The first ever Atomic Bomb race was held a couple months back on May 14 & 15 in Los Alamos, New Mexico. If this place sounds familiar it’s most likely because Los Alamos is where the “Manhattan Project” took place back in the 1940s. The “Manhattan Project” was when a group of U.S., U.K., and Canadian backed scientists got together (super secretly) and created the first atomic bombs, the bombs that were subsequently dropped on Japan in WWII.
“Civilized History” aside, The Atomic Bomb race was the third and last event in the Southwest series—Buffalo Bill and Ditch Slap being the preceeding events, respectively.
Due to elevation sickness I slept through the whole first day of the Atomic Bomb race. By the time I made it up to the racecourse the following morning, I was feeling much better and the qualifying riders were hauling down the course.
The road the race is held on (Camp May Rd.) is pretty fast, with the added bonus of tar-snakes littering the entire stretch of the course—kinda sketchy actually. The snakes soften as the day progresses and as the sun grows hotter, making them pretty gnar to ride over at speed. There were more than a few sketchy moments of 50mph wobblers, but from what the racers told me, “all in all, no worries”. Camp May Rd. is a mixture of a few semi-critical turns and some fast straights; all back-dropped by rolling mountains littered with tall, tan grasses; cottonwood trees; and various conifers. Being that the race was held way up in this high country of northern New Mexico (elevation: 9,200ft), a high country that can quickly cause a gnarly sunburn, sunstroke, or in my case elevation sickness, this was one of those races where only the racers show up to the race. The high elevation, the lack of people, and the expansive views made you feel like you were really, really far from home. Basically, I just roamed around talking to the course workers and tried to get some interesting shots of the race. I also drank one beer and it was like I drank a six-pack. Good stuff.
The race was slow moving in general. I think there was only one shuttle for the hundred twenty plus racers? Maybe there was another—I dunno? Don’t get me wrong though, the racing itself was super fast and fun to watch, it was just that sometimes it took up to what seemed like an hour between seeing a skater on course. I didn’t mind, really; I used the time to scope the scenery and set up some “cool” shots—I needed a break anyway since the Sector 9 team I was traveling with raged way harder than I ever could and the toll of being on the road with a band of rowdy skaters had been paid in full. I was beat, but I wouldn’t trade the memories for the World.

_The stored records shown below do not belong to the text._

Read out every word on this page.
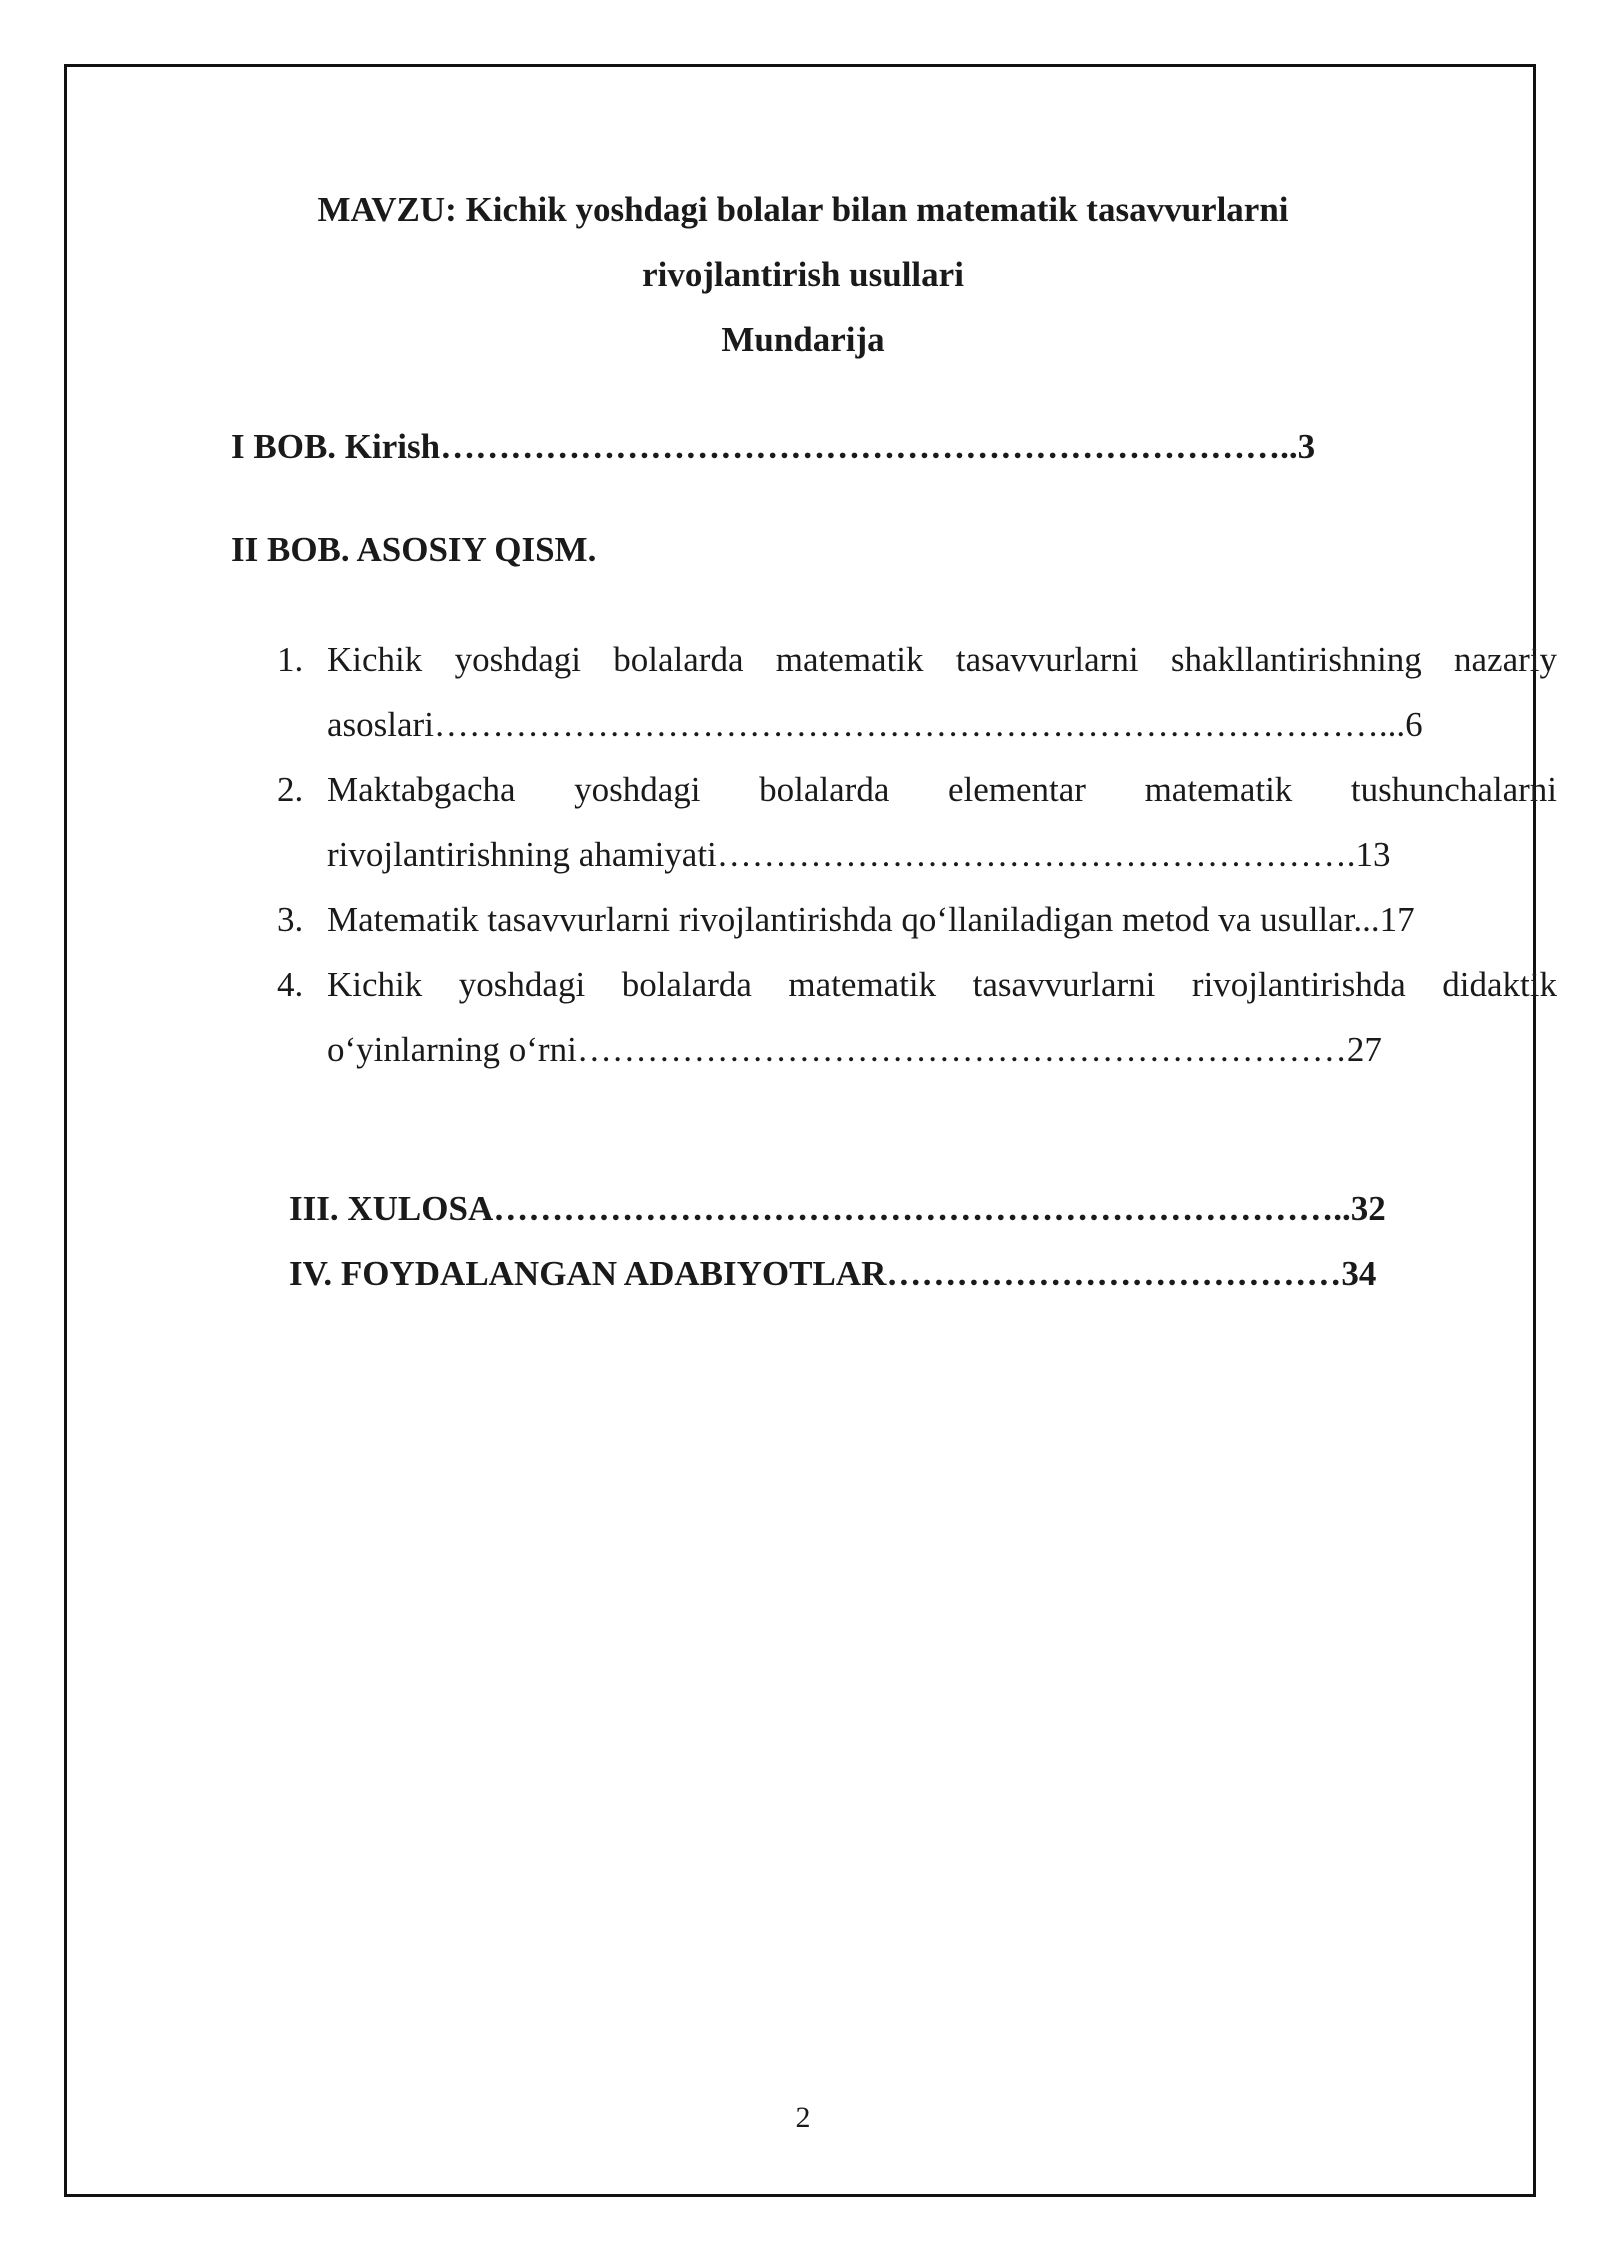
MAVZU: Kichik yoshdagi bolalar bilan matematik tasavvurlarni
rivojlantirish usullari
Mundarija
I BOB. Kirish………………………………………………………………..3
II BOB. ASOSIY QISM.
1. Kichik yoshdagi bolalarda matematik tasavvurlarni shakllantirishning nazariy asoslari………………………………………………………………………...6
2. Maktabgacha yoshdagi bolalarda elementar matematik tushunchalarni rivojlantirishning ahamiyati……………………………………………….13
3. Matematik tasavvurlarni rivojlantirishda qo‘llaniladigan metod va usullar...17
4. Kichik yoshdagi bolalarda matematik tasavvurlarni rivojlantirishda didaktik o‘yinlarning o‘rni…………………………………………………………27
III. XULOSA………………………………………………………………..32
IV. FOYDALANGAN ADABIYOTLAR…………………………………34
2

The Atomic Bomb race ended as many races often do: The skaters that “wanted it” the most and were able to stay on their boards were the ones in the finals, and ultimately on the podium:
Mens: Zak Maytum, James Kelly, Joel Putrah
Womens: Christen Gregersen, Charile Daigneault, Alicia Fillback
When all’s said and done, I had a pretty rad time at the Atomic Bomb race. I am stoked to have captured the images shown here. Yeah, the race had some kinks and some gnarly shit happened that was out of our hands, but not everything proceeds as planned—such is life. Life is not about the trials and tribulations that present themselves in spite of our best efforts; Life is about how we as individuals, and as a community, deal with those relentless shitstorms. Glory to mother fuckin’ glory y’all!

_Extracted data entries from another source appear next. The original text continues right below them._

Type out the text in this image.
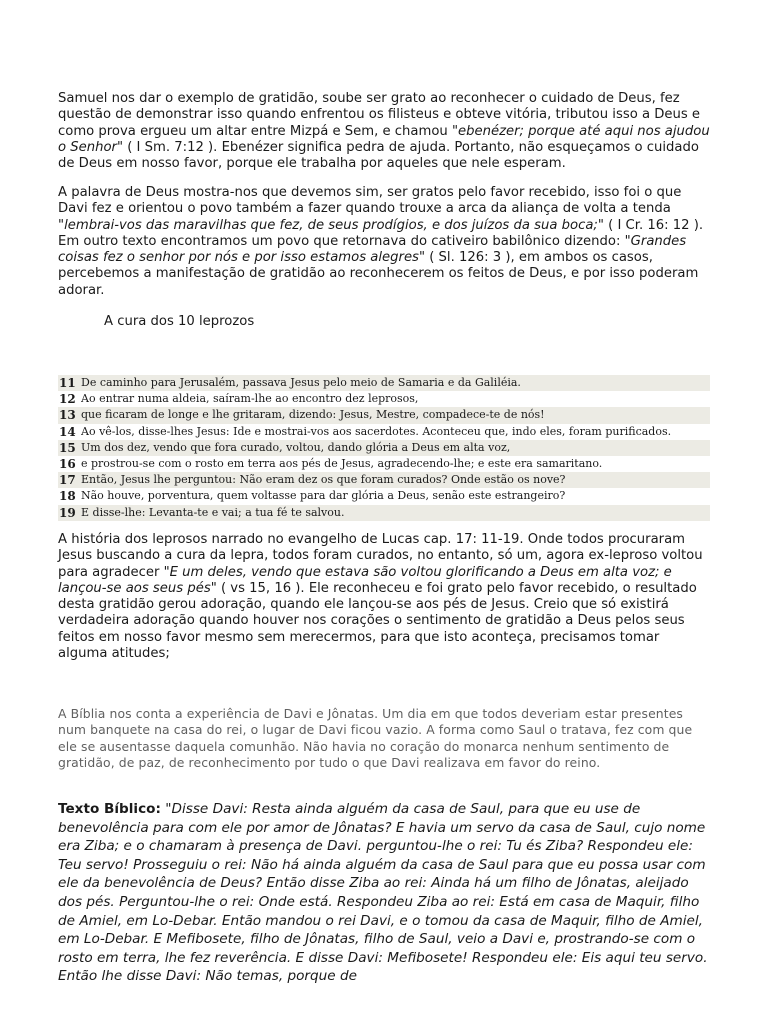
Samuel nos dar o exemplo de gratidão, soube ser grato ao reconhecer o cuidado de Deus, fez questão de demonstrar isso quando enfrentou os filisteus e obteve vitória, tributou isso a Deus e como prova ergueu um altar entre Mizpá e Sem, e chamou "ebenézer; porque até aqui nos ajudou o Senhor" ( I Sm. 7:12 ). Ebenézer significa pedra de ajuda. Portanto, não esqueçamos o cuidado de Deus em nosso favor, porque ele trabalha por aqueles que nele esperam.

A palavra de Deus mostra-nos que devemos sim, ser gratos pelo favor recebido, isso foi o que Davi fez e orientou o povo também a fazer quando trouxe a arca da aliança de volta a tenda "lembrai-vos das maravilhas que fez, de seus prodígios, e dos juízos da sua boca;" ( I Cr. 16: 12 ). Em outro texto encontramos um povo que retornava do cativeiro babilônico dizendo: "Grandes coisas fez o senhor por nós e por isso estamos alegres" ( Sl. 126: 3 ), em ambos os casos, percebemos a manifestação de gratidão ao reconhecerem os feitos de Deus, e por isso poderam adorar.

A cura dos 10 leprozos
11 De caminho para Jerusalém, passava Jesus pelo meio de Samaria e da Galiléia.
12 Ao entrar numa aldeia, saíram-lhe ao encontro dez leprosos,
13 que ficaram de longe e lhe gritaram, dizendo: Jesus, Mestre, compadece-te de nós!
14 Ao vê-los, disse-lhes Jesus: Ide e mostrai-vos aos sacerdotes. Aconteceu que, indo eles, foram purificados.
15 Um dos dez, vendo que fora curado, voltou, dando glória a Deus em alta voz,
16 e prostrou-se com o rosto em terra aos pés de Jesus, agradecendo-lhe; e este era samaritano.
17 Então, Jesus lhe perguntou: Não eram dez os que foram curados? Onde estão os nove?
18 Não houve, porventura, quem voltasse para dar glória a Deus, senão este estrangeiro?
19 E disse-lhe: Levanta-te e vai; a tua fé te salvou.

A história dos leprosos narrado no evangelho de Lucas cap. 17: 11-19. Onde todos procuraram Jesus buscando a cura da lepra, todos foram curados, no entanto, só um, agora ex-leproso voltou para agradecer "E um deles, vendo que estava são voltou glorificando a Deus em alta voz; e lançou-se aos seus pés" ( vs 15, 16 ). Ele reconheceu e foi grato pelo favor recebido, o resultado desta gratidão gerou adoração, quando ele lançou-se aos pés de Jesus. Creio que só existirá verdadeira adoração quando houver nos corações o sentimento de gratidão a Deus pelos seus feitos em nosso favor mesmo sem merecermos, para que isto aconteça, precisamos tomar alguma atitudes;

A Bíblia nos conta a experiência de Davi e Jônatas. Um dia em que todos deveriam estar presentes num banquete na casa do rei, o lugar de Davi ficou vazio. A forma como Saul o tratava, fez com que ele se ausentasse daquela comunhão. Não havia no coração do monarca nenhum sentimento de gratidão, de paz, de reconhecimento por tudo o que Davi realizava em favor do reino.

Texto Bíblico: "Disse Davi: Resta ainda alguém da casa de Saul, para que eu use de benevolência para com ele por amor de Jônatas? E havia um servo da casa de Saul, cujo nome era Ziba; e o chamaram à presença de Davi. perguntou-lhe o rei: Tu és Ziba? Respondeu ele: Teu servo! Prosseguiu o rei: Não há ainda alguém da casa de Saul para que eu possa usar com ele da benevolência de Deus? Então disse Ziba ao rei: Ainda há um filho de Jônatas, aleijado dos pés. Perguntou-lhe o rei: Onde está. Respondeu Ziba ao rei: Está em casa de Maquir, filho de Amiel, em Lo-Debar. Então mandou o rei Davi, e o tomou da casa de Maquir, filho de Amiel, em Lo-Debar. E Mefibosete, filho de Jônatas, filho de Saul, veio a Davi e, prostrando-se com o rosto em terra, lhe fez reverência. E disse Davi: Mefibosete! Respondeu ele: Eis aqui teu servo. Então lhe disse Davi: Não temas, porque de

In closing, we’d like to thank the dudes at Timeship Racing for organizing this event and for holding it down when shit got heavy. We’d also like to thank all the event sponsors: Altec-lansing, Landyachtz, Dregs, Surf-Rodz, Skatera, Sector 9, Predator Helmets, Gullwing, Loaded & Orangatang, and Abec 11.
[This article was supposed to be released a couple months back, but, due to a few particulars we held-off on releasing it until now. Basically it was a combination of a few things: 1.) The race happened at the tail end of a long trip, and I was personally pretty worn out, 2.) The elevation of the race (9,200ft to be exact) kicked my ass big time, and, sadly, 3.) A volunteer for the event died from a head injury he sustained after crashing while riding without a helmet into town. All of these things combined, required us to take pause in order to gain some perspective and time to regroup. We’re not going to get into the details surrounding the fallen skater except to say that our hearts go out to all of Graham Bultemeier’s friends and family. We also ask that you always wear your helmets, especially when bombing hills. If for some reason you decide not to wear a helmet, make sure you fully understand the level of risk you are undertaking. Your friends, family, and all of us at Wheelbase want to see you skate another day. Be safe, ride hard.]